April 17, 2012. The ground in the woods was still under snow, but the first yellow-rumped warblers were returning, singing their lisping songs and foraging in the tops of the now blooming red maple trees. Ruby-crowned kinglets were migrating through and occasionally breaking into their staccato song-chatter on this windy and 30°F day. But what made the day for me was a blue-headed vireo that arrived and spent most of his time at what I thought would be an ideal nesting place. All morning long he sang continuously, loud and clear, circling all around the clearing, and by mid-afternoon he ended up where I had heard him or another blue-headed vireo sing so beautifully the previous fall.
After this I was pleased to hear his songs of short slurry whistles with their upward- and downward-inflected notes daily.
Two vireo species live here on the hill. The red-eyed lives strictly in deciduous trees and does not return until late May, well after the trees have leafed out. Its loud and energetic song is a constant all summer until August. The blue-headed vireo comes back a full month earlier than the red-eyed, long bef
ore any broadleaf trees have started to break bud. Here in Maine it lives and nests in conifers. Its song is similar to the red-eyed’s except that it is slower-paced and is heard when there is still snow under the spruces and firs. The blue-headed vireo normally quits singing in early summer. But birds of any given species don’t always abide by the norm. I had seen blue-headed vireos nest low only in conifers, but in 2012 I found a nest in an unusually placed (most are in clearings) tall chokecherry bush near the sugar maple tree where the broad-winged hawks had nested. The outside surface of this nest was white from fluffy raptor down, rather than the paper from hornet nests usually found on both red-eyed and blue-headed vireo nests.
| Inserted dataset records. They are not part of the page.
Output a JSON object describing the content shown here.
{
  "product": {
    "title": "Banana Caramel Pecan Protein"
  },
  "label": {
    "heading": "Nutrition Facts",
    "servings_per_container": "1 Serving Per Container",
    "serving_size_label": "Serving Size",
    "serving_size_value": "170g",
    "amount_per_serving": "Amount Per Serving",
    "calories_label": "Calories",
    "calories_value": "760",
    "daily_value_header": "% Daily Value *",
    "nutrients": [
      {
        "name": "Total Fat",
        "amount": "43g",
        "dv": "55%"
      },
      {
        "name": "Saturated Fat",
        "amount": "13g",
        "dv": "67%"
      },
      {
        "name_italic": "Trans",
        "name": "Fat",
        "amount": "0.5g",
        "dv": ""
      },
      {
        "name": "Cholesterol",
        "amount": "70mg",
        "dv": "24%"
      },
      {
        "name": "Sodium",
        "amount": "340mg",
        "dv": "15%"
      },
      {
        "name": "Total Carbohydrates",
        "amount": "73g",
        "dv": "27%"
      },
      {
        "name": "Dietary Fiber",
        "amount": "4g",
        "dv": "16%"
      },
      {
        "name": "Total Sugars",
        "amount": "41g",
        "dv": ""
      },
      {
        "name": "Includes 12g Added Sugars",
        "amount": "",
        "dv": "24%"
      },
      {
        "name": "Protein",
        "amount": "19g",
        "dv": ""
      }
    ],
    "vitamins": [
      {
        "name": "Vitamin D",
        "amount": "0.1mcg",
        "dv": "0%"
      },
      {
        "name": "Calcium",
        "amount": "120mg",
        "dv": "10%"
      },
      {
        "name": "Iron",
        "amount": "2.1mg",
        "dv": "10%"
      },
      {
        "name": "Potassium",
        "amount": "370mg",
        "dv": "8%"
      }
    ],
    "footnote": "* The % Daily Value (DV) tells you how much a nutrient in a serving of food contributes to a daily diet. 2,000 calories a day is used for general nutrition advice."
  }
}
One often comes upon the unusual serendipitously, by play, by involvement with something entirely different. At least that is how I came to see a case of apparent avian birth control.
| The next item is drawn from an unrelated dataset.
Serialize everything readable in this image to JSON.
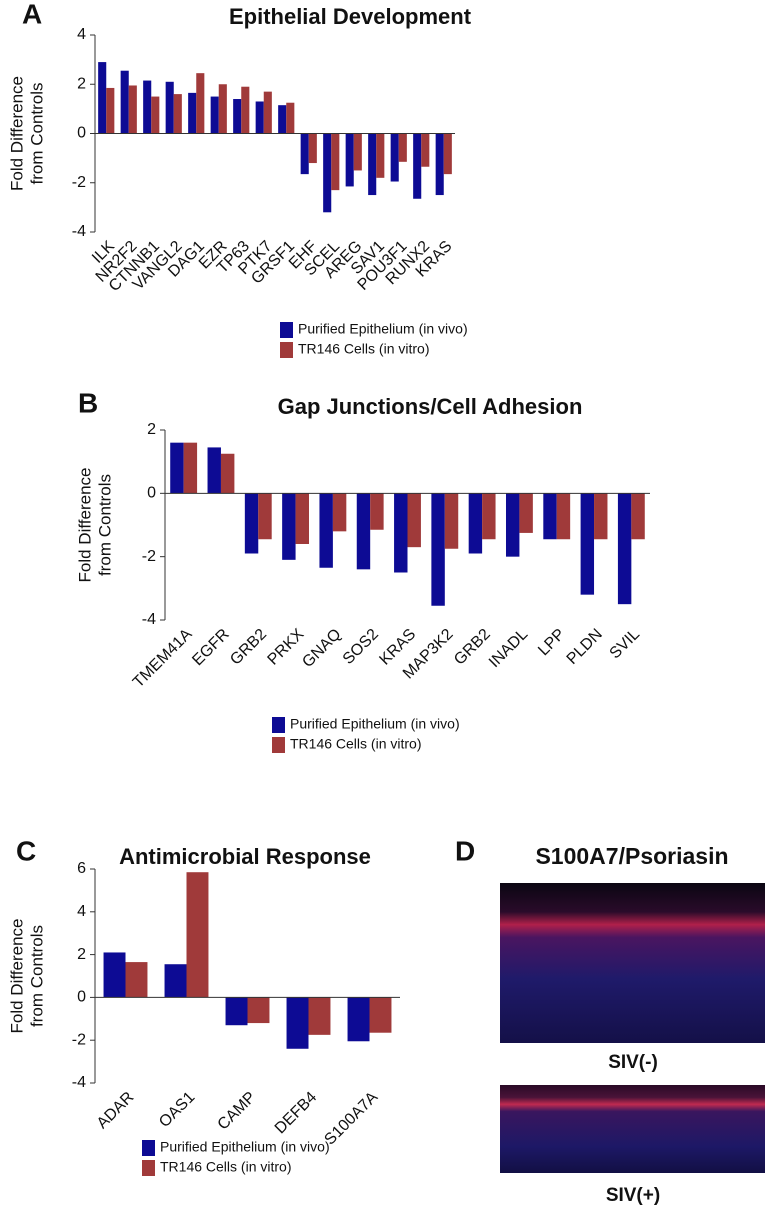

On May 11, still before the trees had leafed out, while following a sapsucker through the woods, I heard and then saw a pair of blue-headed vireos. They were keeping in touch by calling softly to each other. One of them flew to the trunk of a white birch, tore off a thin strip of bark, and flew off carrying the strip in its bill. Its mate followed, and so did I, hoping to find the nest. The birds were soon out of sight, and I searched in vain for their nest at every spruce and fir tree I passed. The long strand of bark was probably for use in the beginning of nest construction; according to R. D. James, the unmated male chooses a nest site and starts building the nest by looping strands of material over a horizontal forked twig. The female indicates acceptance of him by helping, and she adds the nest lining on the final two of the eight days of nest building.